KGraph

Compiler-Aware Kernel Graph Engine · MCP Tool Service

Config-aware · Macro-resolved · Function-pointer-callable · SQLite-native

Design Document →

KGraph indexes what the compiler sees — not what the parser guesses.

Why KGraph?

Kernel code is not regular code. It lives behind #ifdef CONFIG_*, inside SYSCALL_DEFINE* macros, behind file_operations function-pointer tables that tree-sitter can't follow.
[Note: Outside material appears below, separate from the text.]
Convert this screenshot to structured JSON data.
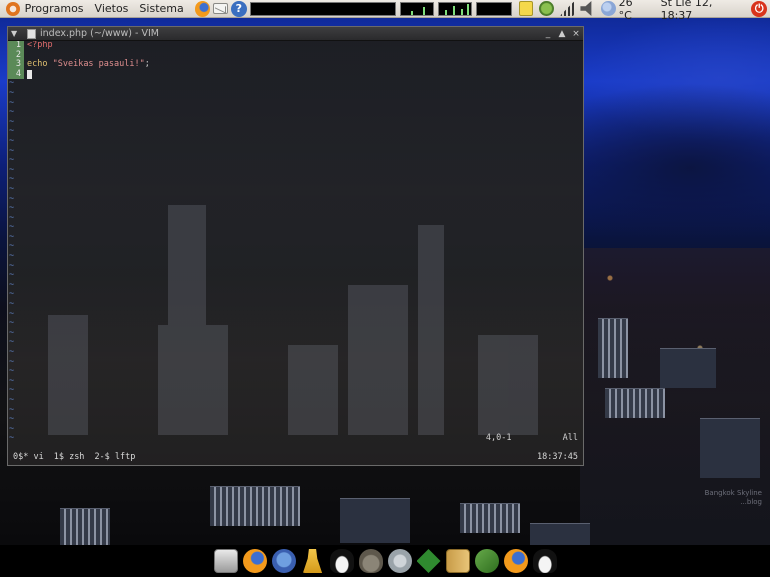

Existing tools (codegraph, semcode) parse syntax — KGraph parses compilation truth.

What others miss	What KGraph captures
All `#ifdef` branches (most are dead under your config)	Only the code your defconfig actually compiles
`EXPORT_SYMBOL` / `SYSCALL_DEFINE*` as opaque text	Macro-expanded symbols with real names and positions
`f_op->read_iter()` → "can't resolve"	`ops_bind` edge: `.read_iter = ext4_file_read_iter` → concrete function
Same-named `static` helpers across TU → name collision	Per-TU disambiguation via clang symbol resolution

Result: LLM agents find root-cause paths in 3 tool-calls / ~1.5k tokens where grep-based workflows burn 10k+ tokens and scatter across irrelevant branches.

Workflow at a Glance

Once your kernel has a compile_commands.json, the whole setup is three commands:

# 1. Install kgraph (bundles Python 3.10 + scip-clang, Linux x86-64 only)
npm install -g @ajksunkang-aios/kgraph

# 2. Wire kgraph's MCP server into your AI agents (auto-detects what's installed)
kgraph install

# 3. Build the code graph for this kernel (run inside the kernel source dir)
cd /path/to/linux
kgraph init .

That's it. Restart your agent and ask it structural questions about the kernel — it calls KGraph's MCP tools instead of grepping.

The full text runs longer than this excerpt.